Participation of the Belgian airborne surveillance in the monitoring of chemicals during French MANIFESTS Sea Trials

Vous êtes ici

#Pollution , #Mers & Oceans , #Marée noire

Publié le 17 juin 2022

From 30 May to 2 June, the Belgian aerial surveillance aircraft carried out an international mission to Brittany in France. The aircraft is owned and operated by the Royal Belgian Institute of Natural Sciences (RBINS) and is frequently used in Belgium in the framework of the Coast Guard. International missions are also on the agenda. The purpose of this mission was twofold: the aircraft took part in an international sea trial for the detection and monitoring of chemical pollution and checked with the sniffer sensor the air emissions from ships at the border of the Emission Control Area (ECA) for compliance with the international emission regulations laid down in the so-called MARPOL Annex VI.


In contrast to the increasingly less frequent occurrence of oil pollution, pollution by other chemical substances at sea is steadily increasing. As a result of the increasing transport of chemical products by tankers, and the complex international legislation (MARPOL Annex II) allowing the discharge of certain substances under specific conditions, the impact of chemical pollution on the marine environment is also showing an upward trend.

The variety of transported chemicals is large, which creates many challenges for the authorities responsible for monitoring and enforcement. Among other things, the detection and identification of chemicals on the sea surface by airborne units is very complex. In addition, there is still insufficient knowledge about the behaviour of different chemicals at sea, which complicates the modelling of the drift of these pollutants in time and space.
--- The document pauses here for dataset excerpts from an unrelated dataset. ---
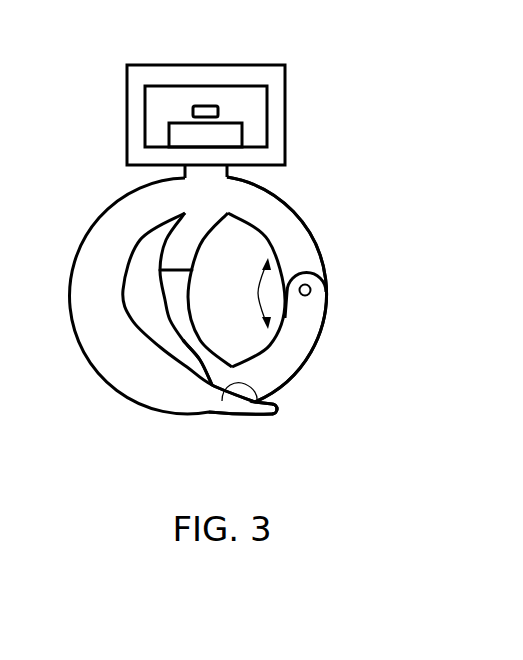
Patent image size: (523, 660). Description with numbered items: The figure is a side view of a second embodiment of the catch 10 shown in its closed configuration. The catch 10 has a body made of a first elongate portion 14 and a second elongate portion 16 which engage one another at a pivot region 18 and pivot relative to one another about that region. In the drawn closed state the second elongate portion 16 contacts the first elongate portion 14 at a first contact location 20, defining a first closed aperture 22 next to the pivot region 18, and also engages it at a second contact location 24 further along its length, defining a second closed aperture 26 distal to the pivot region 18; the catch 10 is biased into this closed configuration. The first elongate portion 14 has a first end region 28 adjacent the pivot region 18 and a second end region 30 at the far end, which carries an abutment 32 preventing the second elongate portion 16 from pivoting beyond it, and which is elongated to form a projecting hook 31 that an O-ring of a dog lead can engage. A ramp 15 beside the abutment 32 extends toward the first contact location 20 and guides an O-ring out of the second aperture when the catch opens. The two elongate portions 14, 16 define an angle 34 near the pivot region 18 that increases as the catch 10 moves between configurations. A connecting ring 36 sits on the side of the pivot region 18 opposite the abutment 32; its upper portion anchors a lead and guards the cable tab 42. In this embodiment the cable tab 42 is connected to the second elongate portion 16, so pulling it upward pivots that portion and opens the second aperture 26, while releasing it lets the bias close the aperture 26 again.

The catch 10 is at (367, 176).
The first elongate portion 14 is at (121, 353).
The ramp 15 is at (178, 353).
The second elongate portion 16 is at (292, 352).
The pivot region 18 is at (312, 292).
The first contact location 20 is at (178, 274).
The first closed aperture 22 is at (238, 263).
The second contact location 24 is at (265, 412).
The second closed aperture 26 is at (150, 327).
The first end region 28 is at (312, 266).
The second end region 30 is at (218, 405).
The projecting hook 31 is at (273, 398).
The abutment 32 is at (218, 390).
The angle 34 is at (257, 297).
The connecting ring 36 is at (263, 65).
The cable tab 42 is at (220, 113).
The project MANIFESTS (MANaging risks and Impacts From Evaporating and gaseous Substances To population Safety) tries to meet these challenges. For this project, the main categories of transported chemicals were identified. Different sensors were tested for their ability to identify different substances.  This was first done in a laboratory environment, but the ultimate test was a sea trial where sensors were tested on ships and on flying units. The focus here was on highly evaporating substances.

From the ship ‘SAPEUR’, various chemicals (in limited quantities) were discharged in a controlled manner over two days at the test site near Brest.

During the exercise at sea, different substances were discharged into the sea (in limited quantities), after which they were observed by different flying units. The Belgian coastguard aircraft was one of four aircraft used in the exercise, alongside the Spanish and French coastguard aircraft and a research aircraft of the French Office National d’Etudes et de Recherches Aérospatiales (ONERA). The coastguard aircraft were mainly used for slick mapping (for the purpose of modelling), and for detection by radar and infrared. The ONERA aircraft was equipped with 2 hyperspectral sensors specially developed for the detection of chemicals both on the water surface and in the atmosphere (gas clouds).